Face à la recrudescence de plaintes dans un atelier, notamment chez les femmes, Ficomirrors, sous-traitant automobile souhaite être accompagné afin de revoir sa démarche de prévention centrée sur le risque.

Une approche par le travail pour éclairer les conditions d’expositions aux risques professionnels

L’entreprise a donc engagé une approche par le travail lors de 2 temps forts de l’intervention : 

  • la verbalisation des salarié(e)s, 
  • la discussion, sur le travail, à partir d’une vidéo commentée par une opératrice face à un groupe composé de responsables d’atelier, RH, production, méthodes, CHSCT et opérateurs-trices.

La procédure d’évaluation des risques s’est avérée très normalisée et technique ayant pour conséquence la qualification des risques hors réalité du travail. En s’écartant du quotidien du travail, elle s’éloignait de la singularité des populations. Présenté par risque, le Document unique d’évaluation des risques professionnels (DUERP) rend invisible le cumul des facteurs auxquels sont exposés les salarié(e)s dans une même situation de travail.
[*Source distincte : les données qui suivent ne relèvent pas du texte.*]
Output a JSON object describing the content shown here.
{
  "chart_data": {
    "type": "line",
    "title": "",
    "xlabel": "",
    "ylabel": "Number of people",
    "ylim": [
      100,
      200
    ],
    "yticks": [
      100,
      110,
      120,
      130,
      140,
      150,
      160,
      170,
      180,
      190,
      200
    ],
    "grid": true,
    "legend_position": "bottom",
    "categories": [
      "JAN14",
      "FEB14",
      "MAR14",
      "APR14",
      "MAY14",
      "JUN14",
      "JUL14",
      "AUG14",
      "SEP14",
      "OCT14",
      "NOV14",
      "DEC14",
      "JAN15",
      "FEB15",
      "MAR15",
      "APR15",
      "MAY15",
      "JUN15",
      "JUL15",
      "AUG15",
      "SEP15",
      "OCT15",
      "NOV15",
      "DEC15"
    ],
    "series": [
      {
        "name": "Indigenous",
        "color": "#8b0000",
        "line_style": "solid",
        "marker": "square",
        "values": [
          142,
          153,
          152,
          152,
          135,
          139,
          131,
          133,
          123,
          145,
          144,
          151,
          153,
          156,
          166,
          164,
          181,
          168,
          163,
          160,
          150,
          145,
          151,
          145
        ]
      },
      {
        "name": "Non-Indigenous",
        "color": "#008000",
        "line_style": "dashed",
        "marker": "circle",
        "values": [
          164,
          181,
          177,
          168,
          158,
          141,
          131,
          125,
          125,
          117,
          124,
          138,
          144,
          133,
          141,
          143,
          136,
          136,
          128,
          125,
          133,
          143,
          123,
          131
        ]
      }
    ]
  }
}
Une démarche plus proche du réel mais des ressources limitées

Si elle est convaincue de la pertinence de la prise en compte de la réalité du travail et des populations dans l’évaluation des risques professionnels, l’entreprise s’interroge sur les ressources nécessaires pour faire vivre la démarche qui ne peut plus être portée par une seule personne. S’approcher du réel pour co-construire des solutions adéquates signifie aller voir le travail et donner la parole à celles et ceux qui le font. Aussi, le décalage opéré demande de changer la méthode et donc, d’acquérir de nouvelles compétences.

L’entreprise a alors décidé de se réapproprier son DUERP, jusqu’ici confié dans sa partie technique à un prestataire externe, et de constituer un groupe projet pour sa mise à jour, auquel sont associés des opérateurs de production. Tous suivront une formation à l’analyse des situations de travail. L’accompagnement se poursuit dans ce sens avec l’appui d’une consultante externe.